I wanted to be successful and famous as a writer and that was where the problem lay. I had the desire to just be creative and fluid and wandering in the soft grasses and light winds but time had made me think that if it wasn’t going to land me somewhere financially, what was the worth? So my muse waited, knowing I would return. When I listened to Big Magic, I was taken back to a place of wonder with my writing and to write for me, and to understand that I don’t have to be green with envy over Gilbert who wrote books that never were successful. She was not successful in monetary terms until Eat Pray Love and even then, she wrote it for her.

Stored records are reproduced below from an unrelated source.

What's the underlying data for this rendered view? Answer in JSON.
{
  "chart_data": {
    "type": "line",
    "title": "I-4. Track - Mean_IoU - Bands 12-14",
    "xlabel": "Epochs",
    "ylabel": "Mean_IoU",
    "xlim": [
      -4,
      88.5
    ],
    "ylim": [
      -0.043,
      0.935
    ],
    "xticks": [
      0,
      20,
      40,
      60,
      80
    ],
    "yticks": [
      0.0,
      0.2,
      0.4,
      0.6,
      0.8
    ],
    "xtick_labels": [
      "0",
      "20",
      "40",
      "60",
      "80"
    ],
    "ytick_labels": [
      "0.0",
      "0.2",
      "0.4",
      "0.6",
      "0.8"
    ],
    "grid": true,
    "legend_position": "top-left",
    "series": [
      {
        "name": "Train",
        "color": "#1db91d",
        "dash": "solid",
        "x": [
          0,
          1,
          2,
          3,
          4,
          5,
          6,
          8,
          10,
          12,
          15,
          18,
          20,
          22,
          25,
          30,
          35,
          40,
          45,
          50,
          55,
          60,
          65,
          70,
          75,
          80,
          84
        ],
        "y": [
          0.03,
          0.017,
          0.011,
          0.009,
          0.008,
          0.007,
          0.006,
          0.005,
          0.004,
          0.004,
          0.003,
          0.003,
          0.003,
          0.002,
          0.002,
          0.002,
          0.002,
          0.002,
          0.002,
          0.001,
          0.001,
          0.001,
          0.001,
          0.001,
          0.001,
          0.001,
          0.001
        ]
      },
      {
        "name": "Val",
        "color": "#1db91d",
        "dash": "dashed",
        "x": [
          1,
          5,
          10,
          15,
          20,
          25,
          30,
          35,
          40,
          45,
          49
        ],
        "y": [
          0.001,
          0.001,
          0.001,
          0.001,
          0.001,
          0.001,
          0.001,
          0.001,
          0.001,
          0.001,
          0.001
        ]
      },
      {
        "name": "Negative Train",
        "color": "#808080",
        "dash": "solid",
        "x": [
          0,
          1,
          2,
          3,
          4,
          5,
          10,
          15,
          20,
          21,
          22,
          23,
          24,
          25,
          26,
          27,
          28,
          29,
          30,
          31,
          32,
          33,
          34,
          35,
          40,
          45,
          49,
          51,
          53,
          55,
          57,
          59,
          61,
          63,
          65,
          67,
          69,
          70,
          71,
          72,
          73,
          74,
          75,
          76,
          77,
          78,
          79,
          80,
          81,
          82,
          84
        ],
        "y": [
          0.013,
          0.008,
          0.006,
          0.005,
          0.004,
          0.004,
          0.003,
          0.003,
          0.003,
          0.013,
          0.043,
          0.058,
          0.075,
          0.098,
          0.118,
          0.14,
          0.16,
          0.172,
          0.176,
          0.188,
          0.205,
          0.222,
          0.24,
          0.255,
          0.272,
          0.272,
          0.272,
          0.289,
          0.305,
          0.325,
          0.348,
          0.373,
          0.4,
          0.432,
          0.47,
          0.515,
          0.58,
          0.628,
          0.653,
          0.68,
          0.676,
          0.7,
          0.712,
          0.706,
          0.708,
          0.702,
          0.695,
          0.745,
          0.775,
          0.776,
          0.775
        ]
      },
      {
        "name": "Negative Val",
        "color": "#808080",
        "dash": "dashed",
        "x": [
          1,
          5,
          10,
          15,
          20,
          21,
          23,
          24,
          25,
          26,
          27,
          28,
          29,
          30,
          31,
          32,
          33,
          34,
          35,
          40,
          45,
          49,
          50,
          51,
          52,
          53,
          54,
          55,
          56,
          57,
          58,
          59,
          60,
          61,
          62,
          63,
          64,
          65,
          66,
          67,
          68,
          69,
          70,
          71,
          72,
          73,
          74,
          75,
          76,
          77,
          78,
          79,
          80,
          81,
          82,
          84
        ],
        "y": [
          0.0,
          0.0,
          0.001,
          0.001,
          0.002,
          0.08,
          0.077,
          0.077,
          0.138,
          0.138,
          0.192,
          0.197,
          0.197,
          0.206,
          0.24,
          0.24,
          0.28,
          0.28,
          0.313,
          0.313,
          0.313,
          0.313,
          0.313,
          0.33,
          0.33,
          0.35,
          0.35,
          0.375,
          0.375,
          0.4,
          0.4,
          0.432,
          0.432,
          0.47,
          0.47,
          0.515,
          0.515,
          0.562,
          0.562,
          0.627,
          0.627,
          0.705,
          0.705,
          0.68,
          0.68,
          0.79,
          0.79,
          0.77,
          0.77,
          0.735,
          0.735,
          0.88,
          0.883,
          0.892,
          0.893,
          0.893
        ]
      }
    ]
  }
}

My client this morning was exploring her storytelling, and I was giving her permission to lean into this calling versus writing a book with more annotations, research and footnotes. The smart book versus the heart-driven book. I was in the same tangle with my own current book - thinking I needed the validation of my inspirations with droll drab articles of proof of concepts. Perhaps those are just for us as writers to believe in before we get the invitation to write from what we know from our soul… because we have lived it. We have breathed a life and experiences. We have watched others and let versions of what we have seen take to the page.
My client suggested I listen to David Whyte’s poem Santiago. “The road seen then not seen. The hillside hiding and revealing which way you should take. The road dropping away from you…” If you listen to his reading, writing feels like a road unknown. Falling forward, then away. Tangled and stretching and tedious and then freeing. Hovering, hoping for an inspiration, while trying to stay close enough to the laptop to catch the moment. I vacillate between wanting to escape by the ocean and also be chained to my desk. The truth is, I want to be able to have the full expression of mourning ideas that must go, and celebrating ones that pop! I dabble in the comedic, the dark, the raunchy and the hopelessly romantic.